What's the difference between MND and ALS?
This article explains why Motor Neuron Disease is often called Amyotrophic Lateral Sclerosis, and other terms that neurologists use.
The term Motor Neuron Disease (MND) encompasses several different conditions whose common feature is the premature degeneration of motor nerves (known as neurons or sometimes neurones). There are two groups of motor neurons - upper motor neurons travelling from the brain down the spinal cord, and lower motor neurons branching outwards to supply muscles in the face, throat, arms, chest and legs. Both groups of neurons tend to be involved in MND but to varying extents, which is one of the many reasons why each patient's disease is subtly unique.
MND was first described in the mid-late 1800s, and the French Neurologist Jean-Martin Charcot is widely credited with the first detailed descriptions. He noticed that a common feature of most cases was muscle wasting, the medical term for which is amyotrophy (literally 'lack of muscle growth'). This is a feature of degeneration of lower motor neurons. The resulting muscle wasting can be thought of as a wilting leaf when the water supply from a damaged branch fails - there is nothing intrinsically wrong with the muscle but it wastes when there is no electrical or 'nutritional' input from the lower motor neuron.
When Charcot went on to look at the spinal cords of patients with MND, he also noticed scarring of the descending upper motor neuron pathways from the brain. The medical term for this is lateral sclerosis (literally scarring of the outermost pathways of the cord). Damage to these pathways produces the stiffness that some patients notice (this is called spasticity), and results in exaggerated reflexes that the neurologist can detect on examination.
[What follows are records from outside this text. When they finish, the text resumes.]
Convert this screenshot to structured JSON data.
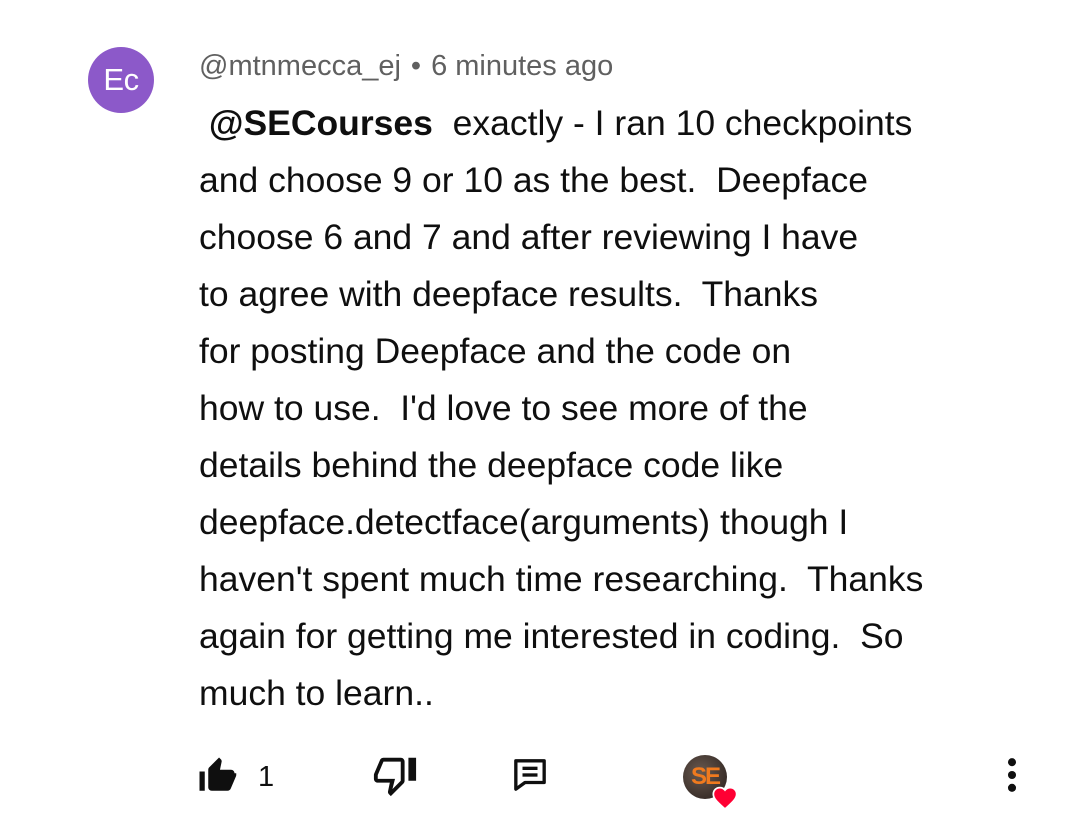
{
  "comment": {
    "avatar_initials": "Ec",
    "avatar_color": "#8c59c9",
    "author": "@mtnmecca_ej",
    "separator": "•",
    "timestamp": "6 minutes ago",
    "mention": "@SECourses",
    "lines": [
      " exactly - I ran 10 checkpoints",
      "and choose 9 or 10 as the best.  Deepface",
      "choose 6 and 7 and after reviewing I have",
      "to agree with deepface results.  Thanks",
      "for posting Deepface and the code on",
      "how to use.  I'd love to see more of the",
      "details behind the deepface code like",
      "deepface.detectface(arguments) though I",
      "haven't spent much time researching.  Thanks",
      "again for getting me interested in coding.  So",
      "much to learn.."
    ]
  },
  "actions": {
    "like_count": "1",
    "like_icon": "thumbs-up-filled-icon",
    "dislike_icon": "thumbs-down-icon",
    "reply_icon": "reply-icon",
    "creator_badge_text": "SE",
    "creator_heart_color": "#ff0033",
    "more_icon": "more-vert-icon"
  }
}
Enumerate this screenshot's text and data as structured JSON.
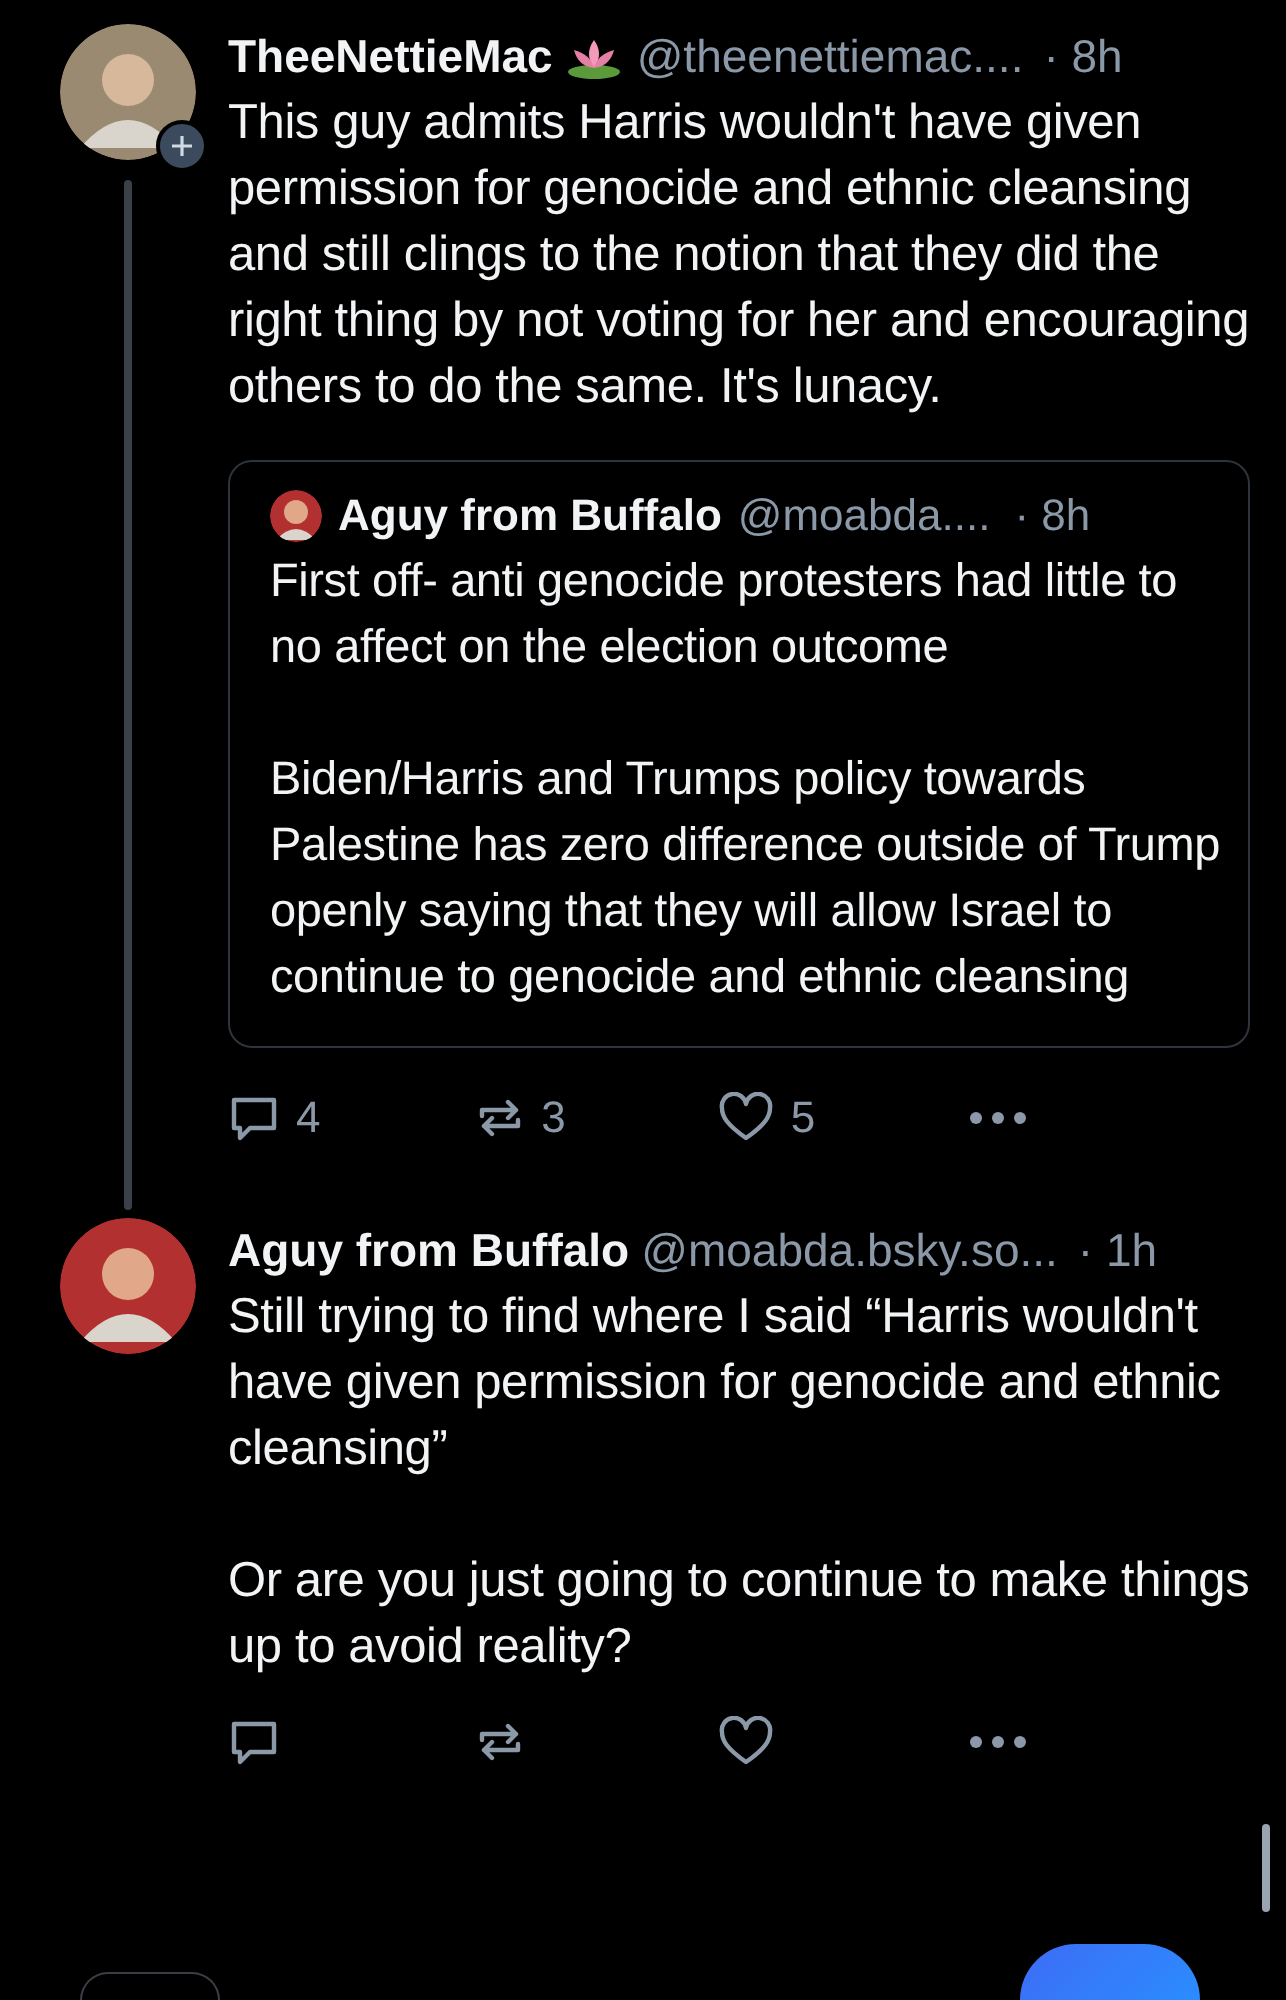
{
  "posts": [
    {
      "author": "TheeNettieMac",
      "handle": "@theenettiemac....",
      "time": "· 8h",
      "has_emoji": true,
      "follow_badge": true,
      "thread_line": true,
      "text": "This guy admits Harris wouldn't have given permission for  genocide and ethnic cleansing and still clings to the notion that they did the right thing by not voting for her and encouraging others to do the same. It's lunacy.",
      "quote": {
        "author": "Aguy from Buffalo",
        "handle": "@moabda....",
        "time": "· 8h",
        "text": "First off- anti genocide protesters had little to no affect on the election outcome\n\nBiden/Harris and Trumps policy towards Palestine has zero difference outside of Trump openly saying that they will allow Israel to continue to genocide and ethnic cleansing"
      },
      "actions": {
        "replies": "4",
        "reposts": "3",
        "likes": "5"
      }
    },
    {
      "author": "Aguy from Buffalo",
      "handle": "@moabda.bsky.so...",
      "time": "· 1h",
      "has_emoji": false,
      "follow_badge": false,
      "thread_line": false,
      "text": "Still trying to find where I said “Harris wouldn't have given permission for genocide and ethnic cleansing”\n\nOr are you just going to continue to make things up to avoid reality?"
    }
  ]
}
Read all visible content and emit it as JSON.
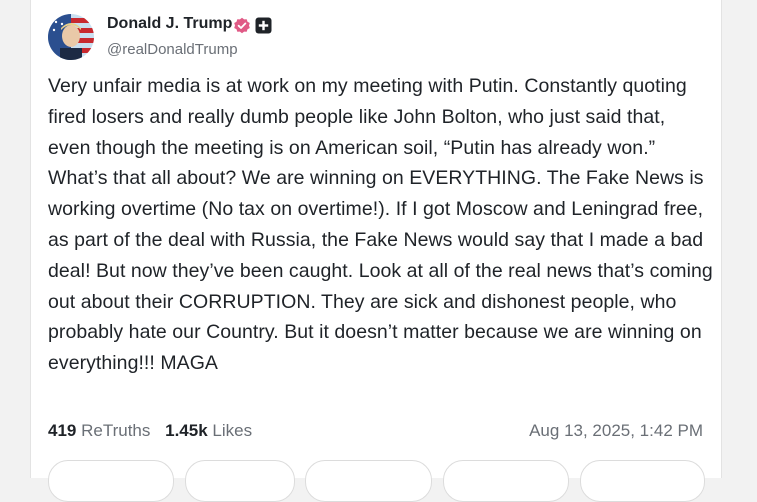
{
  "post": {
    "author": {
      "display_name": "Donald J. Trump",
      "handle": "@realDonaldTrump",
      "verified_color": "#e05a86"
    },
    "text": "Very unfair media is at work on my meeting with Putin. Constantly quoting fired losers and really dumb people like John Bolton, who just said that, even though the meeting is on American soil, “Putin has already won.” What’s that all about? We are winning on EVERYTHING. The Fake News is working overtime (No tax on overtime!). If I got Moscow and Leningrad free, as part of the deal with Russia, the Fake News would say that I made a bad deal! But now they’ve been caught. Look at all of the real news that’s coming out about their CORRUPTION. They are sick and dishonest people, who probably hate our Country. But it doesn’t matter because we are winning on everything!!! MAGA",
    "stats": {
      "retruths_count": "419",
      "retruths_label": "ReTruths",
      "likes_count": "1.45k",
      "likes_label": "Likes"
    },
    "timestamp": "Aug 13, 2025, 1:42 PM"
  },
  "icons": {
    "verified": "verified-badge-icon",
    "plus": "plus-square-icon"
  }
}
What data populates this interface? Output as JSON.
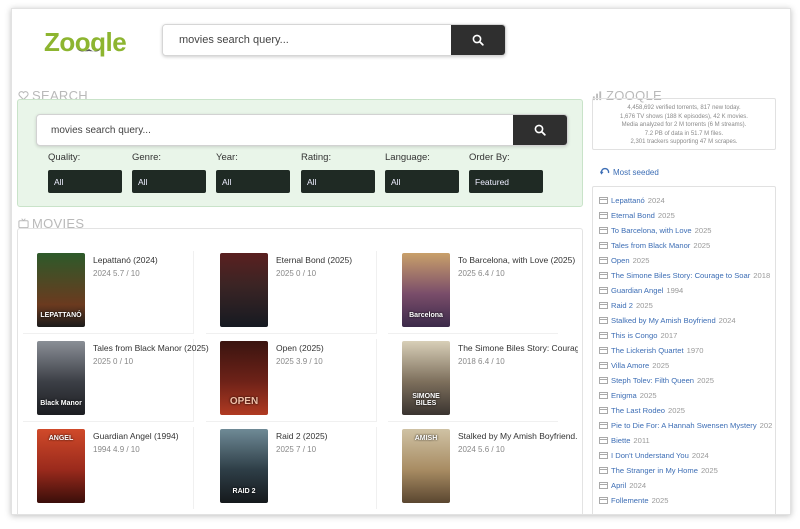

On their own, both amyotrophy and lateral sclerosis are processes that can occur as part of several other neurological conditions. Charcot's genius was to recognise that in MND both processes were occurring simultaneously. He called it Amyotrophic Lateral Sclerosis (ALS). There are virtually no other neurological conditions in which both these processes occur simultaneously.
Nearly 90 percent of patients with MND have the mixed ALS form of the disease, so that the terms MND and ALS are commonly used to mean the same thing. Within this large ALS group there is still a huge variation in the way the disease presents and progresses, regardless of where it first begins. With further study it is apparent that the other 10 percent of patients tend to show either predominantly lower motor neuron damage with prominent muscle wasting, or solely upper motor neuron degeneration with relatively little muscle wasting but prominent stiffness. The former group are termed Progressive Muscular Atrophy (PMA) and the latter, very rare, group Primary Lateral Sclerosis (PLS), to reflect each end of a spectrum. Some of these cases, particularly those with PLS, seem to have a much slower rate of progression.
There are other ways that neurologists sometimes categorise MND cases. One method is by the site where the disease symptoms being - for example if it is in the speech and swallowing motor nerves (which arise from the 'bulb' of the brain stem) then it is termed bulbar-onset MND. Another group of MND patients have a disease that predominantly affects the shoulder regions, and is termed the 'flail arm' variant. These so-called 'regional phenotypes' follow some common trends in their patterns of progression, but no system of categorisation to date can predict with certainty the course of the disease for an individual patient.